Nos últimos anos, tem-se debatido amplamente sobre os direitos das pessoas transexuais e transgêneros no Brasil, especialmente no que diz respeito ao acesso à saúde e à cobertura de procedimentos médicos essenciais para seu bem-estar físico e mental.
 
Um dos pontos cruciais desse debate é a obrigação dos planos de saúde em cobrir a cirurgia de mudança de sexo, conhecida como cirurgia de redesignação sexual, e a plástica mamária com implantação de próteses para mulheres transexuais.

A discussão ganhou destaque na esfera jurídica e na sociedade em geral, culminando na importante decisão proferida pelo Superior Tribunal de Justiça (STJ) em processo no qual uma mulher transexual buscou obrigar a operadora de plano de saúde a pagar pelas cirurgias. Em sede de recurso especial, a operadora alegou que o tratamento não seria de cobertura obrigatória, uma vez que o procedimento de mudança de sexo é experimental, sendo, inclusive, disponibilizado pelo SUS com esse caráter. Sustentou também que a cirurgia plástica mamária possui cobertura somente para tratamento de câncer, e o implante pretendido pela autora da ação seria estético.

Nesse sentido, a partir do entendimento de que tais procedimentos são reconhecidos pelo Conselho Federal de Medicina (CFM) e foram incorporados ao SUS para o processo transsexualizador, o STJ entendeu que não podem ser classificados como procedimentos experimentais ou estéticos (acórdão no REsp 2.097.812).

Vale destacar, ainda, a explicação da Min. Nancy Andrighi, relatora no caso citado: "Muito antes de melhorar a aparência, visa, no processo transexualizador, a afirmação do próprio gênero, incluída no conceito de saúde integral do ser humano, enquanto medida de prevenção ao adoecimento decorrente do sofrimento causado pela incongruência de gênero, pelo preconceito e pelo estigma social vivido por quem experiencia a inadequação de um corpo masculino à sua identidade feminina".

Não obstante, no mesmo sentido é o entendimento da OMS, de que o desejo de "transição" para a pessoa viver e ser aceita conforme o gênero vivenciado, seja por meio de tratamento hormonal, intervenção cirúrgica ou outros serviços de saúde, alinhando o corpo tanto quanto desejar ao gênero vivenciado.
 
A interpretação sobre quais procedimentos estão inclusos nessa cobertura tem sido objeto de controvérsia, especialmente no que diz respeito às cirurgias de redesignação sexual. Muitos planos de saúde têm se recusado a custear tais procedimentos, argumentando que não são considerados essenciais ou urgentes para a saúde dos pacientes.

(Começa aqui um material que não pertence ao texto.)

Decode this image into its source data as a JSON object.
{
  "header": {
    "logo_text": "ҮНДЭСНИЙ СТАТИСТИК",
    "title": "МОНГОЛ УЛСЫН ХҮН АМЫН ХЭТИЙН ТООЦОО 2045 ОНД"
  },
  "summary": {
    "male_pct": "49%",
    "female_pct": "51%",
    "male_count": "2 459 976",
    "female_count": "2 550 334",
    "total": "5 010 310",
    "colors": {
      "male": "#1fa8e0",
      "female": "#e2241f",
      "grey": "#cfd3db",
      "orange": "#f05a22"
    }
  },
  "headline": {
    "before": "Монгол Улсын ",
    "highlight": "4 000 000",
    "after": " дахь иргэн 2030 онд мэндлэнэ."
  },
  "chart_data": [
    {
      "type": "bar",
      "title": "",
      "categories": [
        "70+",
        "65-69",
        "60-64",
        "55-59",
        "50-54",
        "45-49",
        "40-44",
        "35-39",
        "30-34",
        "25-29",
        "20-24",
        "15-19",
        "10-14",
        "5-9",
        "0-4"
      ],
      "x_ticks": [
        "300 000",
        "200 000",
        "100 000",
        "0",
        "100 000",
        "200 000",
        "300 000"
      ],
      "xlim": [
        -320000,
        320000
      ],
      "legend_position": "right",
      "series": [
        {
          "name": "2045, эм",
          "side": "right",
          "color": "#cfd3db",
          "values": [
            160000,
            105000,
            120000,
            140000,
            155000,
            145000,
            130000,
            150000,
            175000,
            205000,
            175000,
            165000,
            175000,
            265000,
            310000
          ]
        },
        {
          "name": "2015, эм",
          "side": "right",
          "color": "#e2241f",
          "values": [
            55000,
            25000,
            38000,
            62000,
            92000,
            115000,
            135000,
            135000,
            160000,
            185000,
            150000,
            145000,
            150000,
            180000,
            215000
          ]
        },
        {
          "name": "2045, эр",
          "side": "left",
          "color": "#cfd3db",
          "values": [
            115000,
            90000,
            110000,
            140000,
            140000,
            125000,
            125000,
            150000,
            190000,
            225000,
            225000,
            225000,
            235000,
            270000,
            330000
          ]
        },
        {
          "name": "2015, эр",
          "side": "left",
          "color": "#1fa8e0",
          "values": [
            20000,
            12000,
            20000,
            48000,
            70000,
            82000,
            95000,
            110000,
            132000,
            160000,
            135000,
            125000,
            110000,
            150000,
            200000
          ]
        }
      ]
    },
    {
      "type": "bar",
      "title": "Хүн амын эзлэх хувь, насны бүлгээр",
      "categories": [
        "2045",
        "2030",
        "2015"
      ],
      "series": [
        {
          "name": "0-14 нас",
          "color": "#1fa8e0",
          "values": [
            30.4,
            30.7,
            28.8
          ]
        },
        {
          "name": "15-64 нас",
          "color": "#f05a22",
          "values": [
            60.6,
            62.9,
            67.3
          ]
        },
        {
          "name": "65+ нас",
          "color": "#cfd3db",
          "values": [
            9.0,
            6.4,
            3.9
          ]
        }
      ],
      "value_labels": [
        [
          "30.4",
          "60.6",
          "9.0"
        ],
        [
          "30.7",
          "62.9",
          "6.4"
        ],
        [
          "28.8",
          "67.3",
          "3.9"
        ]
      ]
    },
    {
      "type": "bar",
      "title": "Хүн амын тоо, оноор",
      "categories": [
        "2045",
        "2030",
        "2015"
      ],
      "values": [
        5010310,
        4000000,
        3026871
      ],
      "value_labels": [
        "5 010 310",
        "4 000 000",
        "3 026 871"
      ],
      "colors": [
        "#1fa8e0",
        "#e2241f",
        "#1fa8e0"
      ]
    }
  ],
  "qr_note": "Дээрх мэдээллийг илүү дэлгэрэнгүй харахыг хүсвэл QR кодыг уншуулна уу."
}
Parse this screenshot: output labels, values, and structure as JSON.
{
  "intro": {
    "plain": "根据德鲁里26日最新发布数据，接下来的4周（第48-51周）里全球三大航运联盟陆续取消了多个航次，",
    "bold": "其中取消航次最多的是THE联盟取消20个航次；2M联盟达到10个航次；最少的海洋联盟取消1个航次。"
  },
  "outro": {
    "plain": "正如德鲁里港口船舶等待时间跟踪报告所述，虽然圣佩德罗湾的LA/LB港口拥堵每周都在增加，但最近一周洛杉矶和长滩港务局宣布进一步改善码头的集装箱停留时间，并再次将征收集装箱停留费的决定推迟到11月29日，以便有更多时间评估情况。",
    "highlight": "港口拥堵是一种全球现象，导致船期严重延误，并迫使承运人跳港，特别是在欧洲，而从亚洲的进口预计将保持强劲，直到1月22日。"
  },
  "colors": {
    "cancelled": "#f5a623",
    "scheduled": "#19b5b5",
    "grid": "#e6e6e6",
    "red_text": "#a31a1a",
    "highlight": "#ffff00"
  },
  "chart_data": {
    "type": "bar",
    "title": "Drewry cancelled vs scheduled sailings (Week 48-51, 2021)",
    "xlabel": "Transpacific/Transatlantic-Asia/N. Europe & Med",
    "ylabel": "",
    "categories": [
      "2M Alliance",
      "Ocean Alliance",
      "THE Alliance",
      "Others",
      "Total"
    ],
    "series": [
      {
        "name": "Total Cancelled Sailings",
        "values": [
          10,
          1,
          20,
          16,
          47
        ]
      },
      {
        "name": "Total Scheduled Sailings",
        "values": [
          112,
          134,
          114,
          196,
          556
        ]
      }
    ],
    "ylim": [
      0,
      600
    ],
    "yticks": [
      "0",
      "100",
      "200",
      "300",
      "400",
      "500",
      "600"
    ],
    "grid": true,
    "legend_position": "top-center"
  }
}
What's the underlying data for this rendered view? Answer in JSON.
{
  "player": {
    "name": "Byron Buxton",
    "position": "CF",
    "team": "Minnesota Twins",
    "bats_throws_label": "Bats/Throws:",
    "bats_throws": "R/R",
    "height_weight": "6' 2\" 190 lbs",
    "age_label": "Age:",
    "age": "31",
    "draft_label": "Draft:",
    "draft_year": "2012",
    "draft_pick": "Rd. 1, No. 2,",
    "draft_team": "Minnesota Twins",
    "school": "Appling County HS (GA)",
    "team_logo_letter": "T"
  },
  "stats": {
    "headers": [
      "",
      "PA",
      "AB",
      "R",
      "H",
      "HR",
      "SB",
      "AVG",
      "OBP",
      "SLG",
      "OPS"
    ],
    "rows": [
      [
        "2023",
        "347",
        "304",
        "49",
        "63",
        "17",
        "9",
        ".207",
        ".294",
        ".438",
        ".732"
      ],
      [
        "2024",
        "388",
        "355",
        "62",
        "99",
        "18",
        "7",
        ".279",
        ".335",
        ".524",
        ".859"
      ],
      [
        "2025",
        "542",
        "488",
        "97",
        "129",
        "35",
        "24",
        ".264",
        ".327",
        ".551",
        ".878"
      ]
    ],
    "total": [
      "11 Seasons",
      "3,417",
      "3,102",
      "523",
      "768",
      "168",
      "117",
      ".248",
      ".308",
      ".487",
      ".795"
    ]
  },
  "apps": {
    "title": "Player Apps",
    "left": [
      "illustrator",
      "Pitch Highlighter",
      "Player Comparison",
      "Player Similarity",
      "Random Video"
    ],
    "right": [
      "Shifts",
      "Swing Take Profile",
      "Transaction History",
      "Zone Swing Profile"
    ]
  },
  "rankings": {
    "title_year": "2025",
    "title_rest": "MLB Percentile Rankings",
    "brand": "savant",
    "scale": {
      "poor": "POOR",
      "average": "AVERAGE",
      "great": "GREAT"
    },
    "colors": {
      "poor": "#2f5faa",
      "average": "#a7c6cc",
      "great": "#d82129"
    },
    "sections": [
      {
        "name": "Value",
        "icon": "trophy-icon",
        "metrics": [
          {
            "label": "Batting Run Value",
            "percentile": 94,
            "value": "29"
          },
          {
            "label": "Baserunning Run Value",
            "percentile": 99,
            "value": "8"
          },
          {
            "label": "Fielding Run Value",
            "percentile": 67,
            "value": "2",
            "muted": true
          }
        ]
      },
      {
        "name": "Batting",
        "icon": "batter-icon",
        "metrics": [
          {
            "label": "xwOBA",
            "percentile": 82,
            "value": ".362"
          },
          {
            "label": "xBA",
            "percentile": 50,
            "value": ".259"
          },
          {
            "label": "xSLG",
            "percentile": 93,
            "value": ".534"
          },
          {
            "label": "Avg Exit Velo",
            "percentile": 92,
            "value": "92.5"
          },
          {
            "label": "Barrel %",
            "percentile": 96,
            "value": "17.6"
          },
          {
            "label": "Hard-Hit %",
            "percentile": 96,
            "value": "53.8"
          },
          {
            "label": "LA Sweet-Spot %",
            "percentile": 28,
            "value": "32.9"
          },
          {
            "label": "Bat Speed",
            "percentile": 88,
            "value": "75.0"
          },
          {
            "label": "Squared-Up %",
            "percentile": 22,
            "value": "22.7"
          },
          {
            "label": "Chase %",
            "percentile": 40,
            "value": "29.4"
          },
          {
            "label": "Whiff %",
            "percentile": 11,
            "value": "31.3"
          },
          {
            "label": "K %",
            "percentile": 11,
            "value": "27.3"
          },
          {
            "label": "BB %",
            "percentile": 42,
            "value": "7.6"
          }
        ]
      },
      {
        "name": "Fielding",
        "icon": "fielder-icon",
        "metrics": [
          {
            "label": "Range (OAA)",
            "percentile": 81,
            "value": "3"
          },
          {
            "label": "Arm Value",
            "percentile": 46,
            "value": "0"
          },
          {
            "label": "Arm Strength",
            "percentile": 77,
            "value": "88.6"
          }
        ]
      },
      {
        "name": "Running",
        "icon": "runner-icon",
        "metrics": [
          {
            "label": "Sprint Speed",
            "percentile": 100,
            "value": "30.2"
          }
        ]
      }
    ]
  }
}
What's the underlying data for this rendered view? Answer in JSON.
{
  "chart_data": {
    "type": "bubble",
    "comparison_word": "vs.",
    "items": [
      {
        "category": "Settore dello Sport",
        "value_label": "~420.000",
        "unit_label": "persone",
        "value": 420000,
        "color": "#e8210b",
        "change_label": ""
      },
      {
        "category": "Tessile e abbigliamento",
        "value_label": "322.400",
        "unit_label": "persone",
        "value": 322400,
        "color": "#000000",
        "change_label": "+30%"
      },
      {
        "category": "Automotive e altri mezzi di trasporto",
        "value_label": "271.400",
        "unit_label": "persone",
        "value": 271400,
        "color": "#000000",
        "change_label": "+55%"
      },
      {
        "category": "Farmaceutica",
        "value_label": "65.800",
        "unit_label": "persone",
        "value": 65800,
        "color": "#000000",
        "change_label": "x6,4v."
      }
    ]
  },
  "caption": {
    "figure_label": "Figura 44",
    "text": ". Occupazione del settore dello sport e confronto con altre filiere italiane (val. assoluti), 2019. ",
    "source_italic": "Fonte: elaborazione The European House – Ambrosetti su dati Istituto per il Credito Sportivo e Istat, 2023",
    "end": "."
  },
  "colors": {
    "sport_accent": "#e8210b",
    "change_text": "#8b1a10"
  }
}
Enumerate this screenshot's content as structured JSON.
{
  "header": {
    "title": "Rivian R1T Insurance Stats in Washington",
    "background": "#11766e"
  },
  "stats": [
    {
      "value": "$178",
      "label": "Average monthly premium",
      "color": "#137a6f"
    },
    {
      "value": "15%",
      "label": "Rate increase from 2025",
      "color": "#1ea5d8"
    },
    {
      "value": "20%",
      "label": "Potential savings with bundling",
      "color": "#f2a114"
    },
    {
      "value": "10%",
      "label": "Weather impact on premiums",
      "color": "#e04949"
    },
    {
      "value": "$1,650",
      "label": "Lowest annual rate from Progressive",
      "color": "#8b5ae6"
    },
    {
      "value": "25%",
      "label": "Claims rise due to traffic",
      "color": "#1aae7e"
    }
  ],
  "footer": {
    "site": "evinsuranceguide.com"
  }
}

Com essa decisão, o STJ reafirmou o compromisso do Estado brasileiro com os direitos humanos e com a garantia da saúde e dignidade de todas as pessoas, independentemente de sua identidade de gênero. Além disso, estabelece um importante precedente jurídico, orientando os tribunais inferiores em casos semelhantes e fornecendo segurança jurídica para as pessoas transgêneros que buscam acesso a esses procedimentos.

Em suma, a decisão do STJ consolida o entendimento de que as cirurgias de redesignação sexual são parte essencial do tratamento para pessoas transgênero e devem ser custeadas pelos planos de saúde, em conformidade com a legislação brasileira e os princípios constitucionais de igualdade e dignidade humana.